Marc secoua la tête.

—Oui, dit-il; quand cet homme m’a raconté ce qui s’était passé, j’ai compris tout de suite que vous vouliez rendre la liberté à... ELLE..., et que, pour cela, vous aviez fait le sacrifice de votre vie. Mais, avez-vous bien vu le résultat? Si votre adversaire vous tue, ELLE reste à sa discrétion, avec la douleur de vous avoir perdu; si vous le tuez, cette mort même qui la délivre la sépare de vous à jamais.

—Je le sais, je le sais! s’écria Marcel; mais que pouvais-je faire? Fallait-il donc la laisser au pouvoir de cet homme, demeurer moi-même sous sa menace, et recevoir de lui le droit de vivre comme une aumône! Ah! je ne me suis point senti la force d’accepter, pour tous deux, cette honteuse servitude: mieux vaut un malheur connu, et dont on voit la limite; mieux vaut mille fois la mort!

—Aussi ne suis-je pas venu pour vous proposer de rester sous le joug de M. de Luxeuil, dit Marc; non, qu’il vous tue plutôt, et que madame Honorine meure!... Mais il y a peut-être un autre moyen.

—Lequel?

Le chouan ne répondit pas sur-le-champ; il était tombé dans une sorte de rêverie; enfin il reprit tout à coup en regardant de Gausson:

—Si elle était votre femme... êtes-vous sûr de la rendre heureuse? demanda-t-il.

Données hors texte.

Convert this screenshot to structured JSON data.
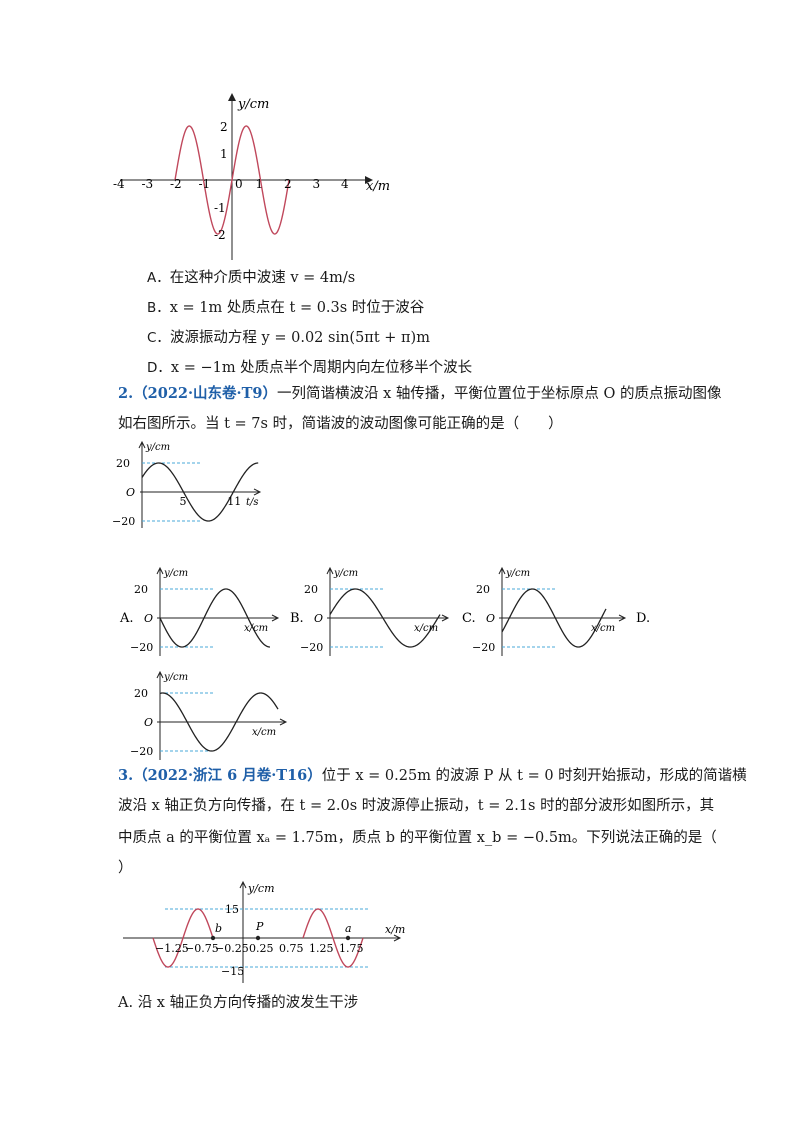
{
  "figure1": {
    "y_label": "y/cm",
    "x_label": "x/m",
    "x_ticks": [
      "-4",
      "-3",
      "-2",
      "-1",
      "0",
      "1",
      "2",
      "3",
      "4"
    ],
    "y_ticks": [
      "2",
      "1",
      "-1",
      "-2"
    ]
  },
  "q1_options": [
    {
      "letter": "A．",
      "text": "在这种介质中波速 v = 4m/s"
    },
    {
      "letter": "B．",
      "text": "x = 1m 处质点在 t = 0.3s 时位于波谷"
    },
    {
      "letter": "C．",
      "text": "波源振动方程 y = 0.02 sin(5πt + π)m"
    },
    {
      "letter": "D．",
      "text": "x = −1m 处质点半个周期内向左位移半个波长"
    }
  ],
  "q2": {
    "head": "2.（2022·山东卷·T9）",
    "line1": "一列简谐横波沿 x 轴传播，平衡位置位于坐标原点 O 的质点振动图像",
    "line2": "如右图所示。当 t = 7s 时，简谐波的波动图像可能正确的是（　　）",
    "vib": {
      "y_label": "y/cm",
      "t_label": "t/s",
      "origin": "O",
      "y_top": "20",
      "y_bottom": "−20",
      "t_ticks": [
        "5",
        "11"
      ]
    },
    "options": [
      {
        "letter": "A.",
        "y_label": "y/cm",
        "x_label": "x/cm",
        "origin": "O",
        "y_top": "20",
        "y_bottom": "−20"
      },
      {
        "letter": "B.",
        "y_label": "y/cm",
        "x_label": "x/cm",
        "origin": "O",
        "y_top": "20",
        "y_bottom": "−20"
      },
      {
        "letter": "C.",
        "y_label": "y/cm",
        "x_label": "x/cm",
        "origin": "O",
        "y_top": "20",
        "y_bottom": "−20"
      },
      {
        "letter": "D.",
        "y_label": "y/cm",
        "x_label": "x/cm",
        "origin": "O",
        "y_top": "20",
        "y_bottom": "−20"
      }
    ]
  },
  "q3": {
    "head": "3.（2022·浙江 6 月卷·T16）",
    "line1": "位于 x = 0.25m 的波源 P 从 t = 0 时刻开始振动，形成的简谐横",
    "line2": "波沿 x 轴正负方向传播，在 t = 2.0s 时波源停止振动，t = 2.1s 时的部分波形如图所示，其",
    "line3": "中质点 a 的平衡位置 xₐ = 1.75m，质点 b 的平衡位置 x_b = −0.5m。下列说法正确的是（",
    "line4": "）",
    "figure": {
      "y_label": "y/cm",
      "x_label": "x/m",
      "y_top": "15",
      "y_bottom": "−15",
      "x_ticks": [
        "−1.25",
        "−0.75",
        "−0.25",
        "0.25",
        "0.75",
        "1.25",
        "1.75"
      ],
      "point_b": "b",
      "point_P": "P",
      "point_a": "a"
    },
    "option_a": "A. 沿 x 轴正负方向传播的波发生干涉"
  }
}
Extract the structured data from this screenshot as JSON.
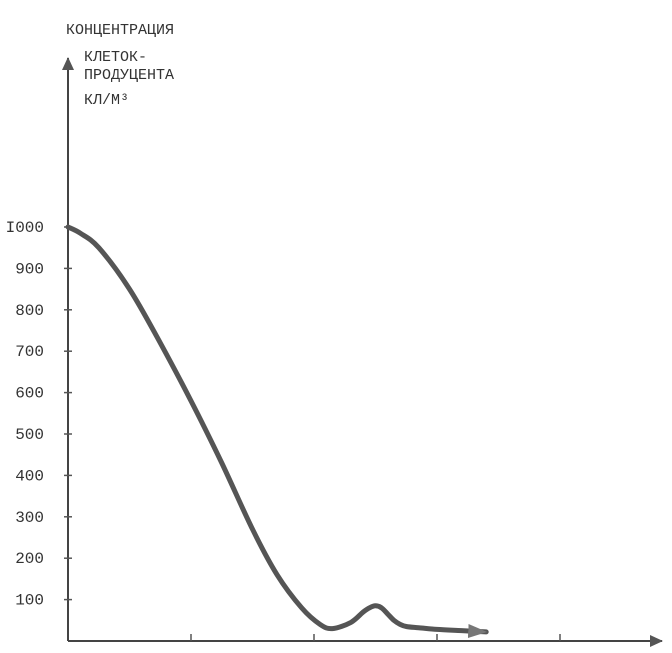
{
  "chart_data": {
    "type": "line",
    "ylabel_lines": [
      "КОНЦЕНТРАЦИЯ",
      "КЛЕТОК-",
      "ПРОДУЦЕНТА",
      "КЛ/М³"
    ],
    "yticks": [
      100,
      200,
      300,
      400,
      500,
      600,
      700,
      800,
      900,
      1000
    ],
    "ytick_labels": [
      "100",
      "200",
      "300",
      "400",
      "500",
      "600",
      "700",
      "800",
      "900",
      "I000"
    ],
    "ylim": [
      0,
      1000
    ],
    "xlim": [
      0,
      5
    ],
    "xticks": [
      1,
      2,
      3,
      4
    ],
    "grid": false,
    "colors": {
      "curve": "#555555",
      "axis": "#333333"
    },
    "series": [
      {
        "x": [
          0,
          0.1,
          0.25,
          0.5,
          0.75,
          1.0,
          1.25,
          1.5,
          1.7,
          1.9,
          2.05,
          2.15,
          2.3,
          2.4,
          2.45,
          2.5,
          2.55,
          2.6,
          2.65,
          2.7,
          2.75,
          2.85,
          3.0,
          3.2,
          3.4
        ],
        "y": [
          1000,
          985,
          950,
          850,
          720,
          580,
          430,
          270,
          160,
          80,
          40,
          30,
          45,
          70,
          80,
          85,
          80,
          65,
          50,
          40,
          35,
          32,
          28,
          25,
          22
        ]
      }
    ]
  }
}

—Pourquoi cette question? dit Marcel.

—Répondez-moi, reprit-il avec instance; mais en regardant bien dans votre cœur. Je ne vous demande pas si vous l’aimez comme on peut aimer beaucoup de femmes... mais assez pour n’avoir pas d’autre désir sur la terre que de la voir contente de vivre, assez pour vous consoler de tout quand elle sourit... même du mépris...; assez pour vous sacrifier à un autre qu’elle aimerait, et pour dire: C’est bien! Si ce n’est pas ainsi que vous l’aimez, c’est trop peu, et vous pouvez vivre sans elle.

—Vous-même avez pu vous assurer du contraire, fit observer de Gausson, étonné de l’exaltation du chouan.